Posted at 07:00 AM ET, 04/13/2006
Making Companies Pay for Bad Service
How's this for a radical idea? If you can't quickly reach a customer-service representative, you should be compensated for your time and effort.
Or this? You should get a credit on your next bill if the first customer-service rep doesn't have your records or can't solve your problem. Ditto, if you're billed incorrectly and have to call or e-mail the company to get the problem fixed.
Roman says he's become increasingly dissatisfied with how customers are treated. They have long hold times on the phone, are transferred to call centers either in the U.S. or offshore where answers are hard to find and often incomplete.

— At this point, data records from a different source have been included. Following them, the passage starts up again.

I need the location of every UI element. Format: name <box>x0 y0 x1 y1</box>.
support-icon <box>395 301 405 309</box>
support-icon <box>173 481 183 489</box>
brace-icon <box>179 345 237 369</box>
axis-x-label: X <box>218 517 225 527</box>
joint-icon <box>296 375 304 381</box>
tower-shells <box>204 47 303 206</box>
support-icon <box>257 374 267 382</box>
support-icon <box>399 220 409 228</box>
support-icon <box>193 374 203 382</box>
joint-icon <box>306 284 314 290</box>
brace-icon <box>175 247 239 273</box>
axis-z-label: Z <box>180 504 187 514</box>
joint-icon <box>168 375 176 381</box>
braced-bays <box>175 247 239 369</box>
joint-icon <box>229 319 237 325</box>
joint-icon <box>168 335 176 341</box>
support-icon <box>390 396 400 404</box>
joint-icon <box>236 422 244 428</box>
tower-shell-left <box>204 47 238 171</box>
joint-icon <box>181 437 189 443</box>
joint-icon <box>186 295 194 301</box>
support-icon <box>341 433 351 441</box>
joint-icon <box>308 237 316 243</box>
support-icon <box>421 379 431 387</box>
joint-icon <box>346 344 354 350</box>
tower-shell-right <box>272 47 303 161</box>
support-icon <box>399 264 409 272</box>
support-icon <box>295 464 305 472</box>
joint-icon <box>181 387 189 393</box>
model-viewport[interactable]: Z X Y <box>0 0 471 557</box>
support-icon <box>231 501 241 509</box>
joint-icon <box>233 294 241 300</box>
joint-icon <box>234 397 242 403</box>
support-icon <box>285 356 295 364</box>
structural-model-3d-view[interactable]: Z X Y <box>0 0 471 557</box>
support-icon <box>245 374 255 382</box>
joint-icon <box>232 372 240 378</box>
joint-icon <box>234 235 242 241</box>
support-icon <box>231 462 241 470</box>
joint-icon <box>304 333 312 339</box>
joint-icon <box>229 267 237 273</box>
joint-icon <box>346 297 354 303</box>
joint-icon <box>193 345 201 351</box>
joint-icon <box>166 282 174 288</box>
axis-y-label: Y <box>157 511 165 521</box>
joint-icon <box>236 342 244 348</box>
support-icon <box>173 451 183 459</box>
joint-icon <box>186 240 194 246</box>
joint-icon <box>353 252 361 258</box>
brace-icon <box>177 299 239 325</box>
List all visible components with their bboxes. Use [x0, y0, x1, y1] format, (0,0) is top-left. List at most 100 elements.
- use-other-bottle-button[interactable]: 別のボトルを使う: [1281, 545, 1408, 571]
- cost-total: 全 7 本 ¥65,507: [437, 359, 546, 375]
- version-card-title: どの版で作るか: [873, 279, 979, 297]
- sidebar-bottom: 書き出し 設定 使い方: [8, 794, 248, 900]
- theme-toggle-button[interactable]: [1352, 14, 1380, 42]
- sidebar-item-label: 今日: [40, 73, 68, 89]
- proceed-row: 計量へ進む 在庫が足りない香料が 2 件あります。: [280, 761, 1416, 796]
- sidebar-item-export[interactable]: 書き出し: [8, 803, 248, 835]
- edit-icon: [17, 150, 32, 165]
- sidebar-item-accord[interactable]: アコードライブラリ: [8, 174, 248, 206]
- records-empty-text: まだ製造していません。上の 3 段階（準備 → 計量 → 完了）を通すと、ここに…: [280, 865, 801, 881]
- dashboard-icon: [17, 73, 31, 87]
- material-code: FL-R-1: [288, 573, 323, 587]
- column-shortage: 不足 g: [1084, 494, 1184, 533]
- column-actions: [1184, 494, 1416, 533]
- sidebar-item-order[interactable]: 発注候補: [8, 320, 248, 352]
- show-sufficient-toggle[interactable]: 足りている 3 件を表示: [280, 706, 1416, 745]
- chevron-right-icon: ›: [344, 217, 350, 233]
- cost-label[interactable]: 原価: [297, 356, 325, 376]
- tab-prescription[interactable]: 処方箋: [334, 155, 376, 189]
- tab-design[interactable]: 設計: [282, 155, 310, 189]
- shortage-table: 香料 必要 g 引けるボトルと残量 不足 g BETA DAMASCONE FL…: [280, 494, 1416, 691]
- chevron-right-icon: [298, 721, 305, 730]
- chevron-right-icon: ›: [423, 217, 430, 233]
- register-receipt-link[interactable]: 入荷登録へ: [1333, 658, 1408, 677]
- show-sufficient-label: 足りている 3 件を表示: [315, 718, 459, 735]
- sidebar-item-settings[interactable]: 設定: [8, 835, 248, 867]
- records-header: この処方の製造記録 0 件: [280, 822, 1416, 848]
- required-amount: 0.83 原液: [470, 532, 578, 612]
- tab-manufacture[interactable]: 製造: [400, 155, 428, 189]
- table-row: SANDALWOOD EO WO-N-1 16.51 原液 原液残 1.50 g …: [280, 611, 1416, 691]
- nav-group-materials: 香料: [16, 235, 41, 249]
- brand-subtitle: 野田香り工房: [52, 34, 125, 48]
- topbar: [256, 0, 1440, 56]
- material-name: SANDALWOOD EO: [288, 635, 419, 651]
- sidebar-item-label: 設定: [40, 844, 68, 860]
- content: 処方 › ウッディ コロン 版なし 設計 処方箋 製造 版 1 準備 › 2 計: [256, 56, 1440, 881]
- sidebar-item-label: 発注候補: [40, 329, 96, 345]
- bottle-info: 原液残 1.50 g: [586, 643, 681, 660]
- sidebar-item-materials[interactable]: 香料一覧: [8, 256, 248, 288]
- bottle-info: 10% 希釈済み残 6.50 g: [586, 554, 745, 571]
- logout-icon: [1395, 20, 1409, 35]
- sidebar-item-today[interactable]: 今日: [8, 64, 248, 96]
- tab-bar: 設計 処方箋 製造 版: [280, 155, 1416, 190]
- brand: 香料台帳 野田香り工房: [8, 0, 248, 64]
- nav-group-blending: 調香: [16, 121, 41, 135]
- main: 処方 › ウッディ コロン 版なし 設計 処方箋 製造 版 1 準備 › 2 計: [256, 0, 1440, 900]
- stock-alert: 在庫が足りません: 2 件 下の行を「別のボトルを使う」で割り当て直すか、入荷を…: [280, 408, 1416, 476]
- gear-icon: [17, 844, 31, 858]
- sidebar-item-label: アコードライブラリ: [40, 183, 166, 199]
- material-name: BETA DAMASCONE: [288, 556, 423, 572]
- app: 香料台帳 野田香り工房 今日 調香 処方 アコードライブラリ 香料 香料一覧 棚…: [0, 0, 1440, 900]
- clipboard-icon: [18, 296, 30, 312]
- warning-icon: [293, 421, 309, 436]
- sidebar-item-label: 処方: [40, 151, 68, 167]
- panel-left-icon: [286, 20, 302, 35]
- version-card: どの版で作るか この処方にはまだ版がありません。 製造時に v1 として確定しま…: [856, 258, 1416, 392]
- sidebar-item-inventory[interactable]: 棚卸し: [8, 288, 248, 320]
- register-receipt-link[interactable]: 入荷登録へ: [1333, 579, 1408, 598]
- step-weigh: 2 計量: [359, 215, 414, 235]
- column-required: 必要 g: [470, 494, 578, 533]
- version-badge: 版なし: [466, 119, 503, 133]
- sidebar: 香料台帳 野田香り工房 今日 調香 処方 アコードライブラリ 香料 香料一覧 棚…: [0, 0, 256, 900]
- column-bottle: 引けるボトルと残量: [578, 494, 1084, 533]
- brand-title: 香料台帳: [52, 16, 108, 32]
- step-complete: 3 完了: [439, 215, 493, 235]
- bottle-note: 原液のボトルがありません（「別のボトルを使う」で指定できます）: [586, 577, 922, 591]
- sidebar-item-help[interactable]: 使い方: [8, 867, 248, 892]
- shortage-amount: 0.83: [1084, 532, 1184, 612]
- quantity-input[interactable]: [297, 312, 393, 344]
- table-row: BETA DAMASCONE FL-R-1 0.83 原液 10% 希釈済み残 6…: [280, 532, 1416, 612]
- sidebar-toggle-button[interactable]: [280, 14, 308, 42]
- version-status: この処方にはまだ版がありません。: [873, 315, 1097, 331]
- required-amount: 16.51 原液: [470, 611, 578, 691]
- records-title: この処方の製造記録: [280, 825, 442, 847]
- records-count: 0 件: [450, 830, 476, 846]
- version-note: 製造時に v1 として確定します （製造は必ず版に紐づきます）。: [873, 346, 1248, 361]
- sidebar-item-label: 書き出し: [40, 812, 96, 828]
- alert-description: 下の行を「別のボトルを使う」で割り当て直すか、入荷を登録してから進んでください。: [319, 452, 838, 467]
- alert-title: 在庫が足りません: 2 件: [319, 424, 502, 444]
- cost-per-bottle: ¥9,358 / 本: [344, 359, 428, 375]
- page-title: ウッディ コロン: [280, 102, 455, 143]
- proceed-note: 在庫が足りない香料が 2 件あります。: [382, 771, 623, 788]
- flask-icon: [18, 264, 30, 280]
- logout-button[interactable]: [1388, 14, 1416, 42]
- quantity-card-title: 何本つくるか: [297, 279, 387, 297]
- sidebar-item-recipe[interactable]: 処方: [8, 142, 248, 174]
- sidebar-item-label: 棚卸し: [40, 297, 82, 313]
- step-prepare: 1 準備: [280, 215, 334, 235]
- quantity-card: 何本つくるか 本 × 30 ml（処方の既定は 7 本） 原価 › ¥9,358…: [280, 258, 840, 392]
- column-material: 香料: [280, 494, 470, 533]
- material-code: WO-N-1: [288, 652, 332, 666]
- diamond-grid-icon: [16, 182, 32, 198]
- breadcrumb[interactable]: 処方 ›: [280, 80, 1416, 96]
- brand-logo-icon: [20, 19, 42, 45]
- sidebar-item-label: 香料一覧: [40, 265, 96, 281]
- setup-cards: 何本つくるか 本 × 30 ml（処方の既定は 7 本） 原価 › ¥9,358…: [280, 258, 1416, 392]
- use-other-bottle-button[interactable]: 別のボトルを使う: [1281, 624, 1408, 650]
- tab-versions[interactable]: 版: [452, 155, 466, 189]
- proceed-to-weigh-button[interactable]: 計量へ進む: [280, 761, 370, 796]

"It's a pretty sad state of affairs now," Roman said in a telephone interview. In fact, "customer service is so poor that the only way I know how to fix it is to get a movement going to put pressure on bad behavior, to make companies respect their customers and value their time, and if not, make them pay for it."
Roman said companies curry our favor and make all sorts of promises to get us to buy their goods. But once they have you as a customer, that attitude changes--the customer is "managed" to get the shortest possible amount of talk-time so customer service reps can handle more calls per hour. "Let's extract a little pain if companies don't respect our time as customers," said Roman whose client list includes Microsoft, Hewlett-Packard, Reliant Energy, IBM, the U.S. Postal Service, Computer Associates and Starwood Hotels.
For the past year, Roman has conducted an online survey, asking consumers to rate their experience with a customer-service call center. Nearly two-thirds of the 300 respondents rated their experience as negative or neutral. And almost all callers had a negative to neutral reaction when the call was outsourced to a third-party call center. It didn't matter if that call center was located in the U.S. or abroad.
Particularly surprising is Roman's finding that college students are less bothered by the automated call centers than older consumers; when it came to menu clutter, 53 percent of college students said they didn't like it compared to 78 percent of adults. "This leads to the interesting question of whether businesses are training young people to expect poor customer-service call experiences," Roman said. After all, he noted, most students have been "raised" on automated call center menus and haven't experienced anything else.
"Considering what we spend for products and services don't we have the right to better treatment?" Roman asked.